O próprio filme parece ser afetar por isso, enlouquecendo no melhor dos
sentidos ao, de repente, mudar o tom da narrativa, indo da comédia escrachada e
surreal, às vezes com toques de pornografia, e até mesmo apontando para os
dramas existenciais de alguns personagens.
O filme tem clara inspiração na obra homônima de Kafka, mas
inserido em um contexto social distinto. De longe e sem conhecimento profundo
da cultura japonesa, certa bizarria que vemos no longa pode ser realocada aqui
como algo inerente à propensão ao exagero do povo nipônico – o que me faz
lembrar muito de um filme tão porra-louca como Glória ao Cineasta!, de Takeshi Kitano, que se permite tanta zoação.

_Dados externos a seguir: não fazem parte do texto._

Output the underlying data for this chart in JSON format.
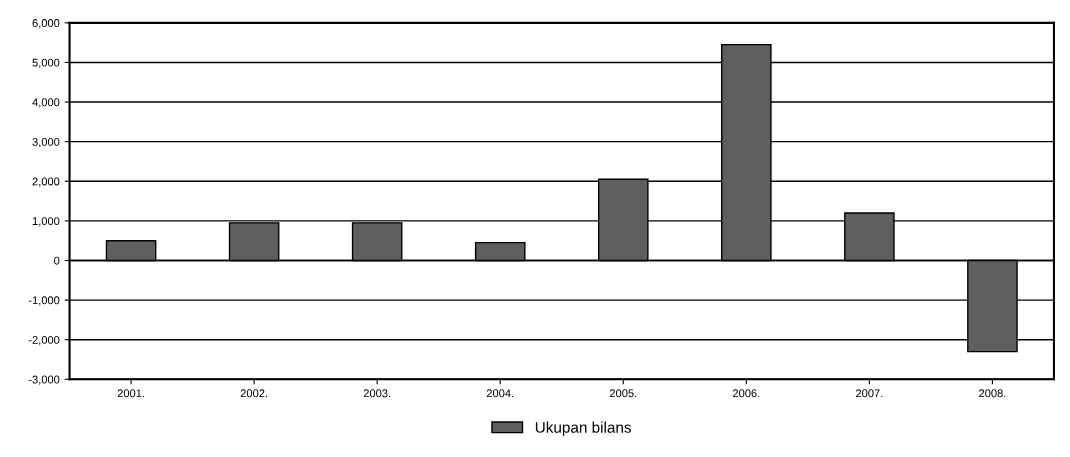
{
  "chart_data": {
    "type": "bar",
    "categories": [
      "2001.",
      "2002.",
      "2003.",
      "2004.",
      "2005.",
      "2006.",
      "2007.",
      "2008."
    ],
    "series": [
      {
        "name": "Ukupan bilans",
        "color": "#5f5f5f",
        "values": [
          500,
          950,
          950,
          450,
          2050,
          5450,
          1200,
          -2300
        ]
      }
    ],
    "ylim": [
      -3000,
      6000
    ],
    "yticks": [
      {
        "value": -3000,
        "label": "-3,000"
      },
      {
        "value": -2000,
        "label": "-2,000"
      },
      {
        "value": -1000,
        "label": "-1,000"
      },
      0,
      {
        "value": 1000,
        "label": "1,000"
      },
      {
        "value": 2000,
        "label": "2,000"
      },
      {
        "value": 3000,
        "label": "3,000"
      },
      {
        "value": 4000,
        "label": "4,000"
      },
      {
        "value": 5000,
        "label": "5,000"
      },
      {
        "value": 6000,
        "label": "6,000"
      }
    ],
    "grid": "y",
    "legend": "bottom"
  }
}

Não à toa o filme abre com imagens da recente catástrofe
causada pelo acidente em Fukushima, e isso parece muito sintomático como
representação de uma sociedade caótica e adoecida, tão marcada pelos traços da
modernidade e da ultratecnologia. O protagonista, apesar de peça fundamental
ali, acaba sendo o estopim para que uma série de personagens circulem ao seu
redor, revelando os traços mais pitorescos e grotescos daquela gente; mais
curioso do que tentar entendê-lo é observar como as pessoas comportam-se diante
de tal situação. Apontando a predisposição para o bizarro, O Artista da Fome é um corpo estranho que não deixa de ser o retrato
da idiotia de um país.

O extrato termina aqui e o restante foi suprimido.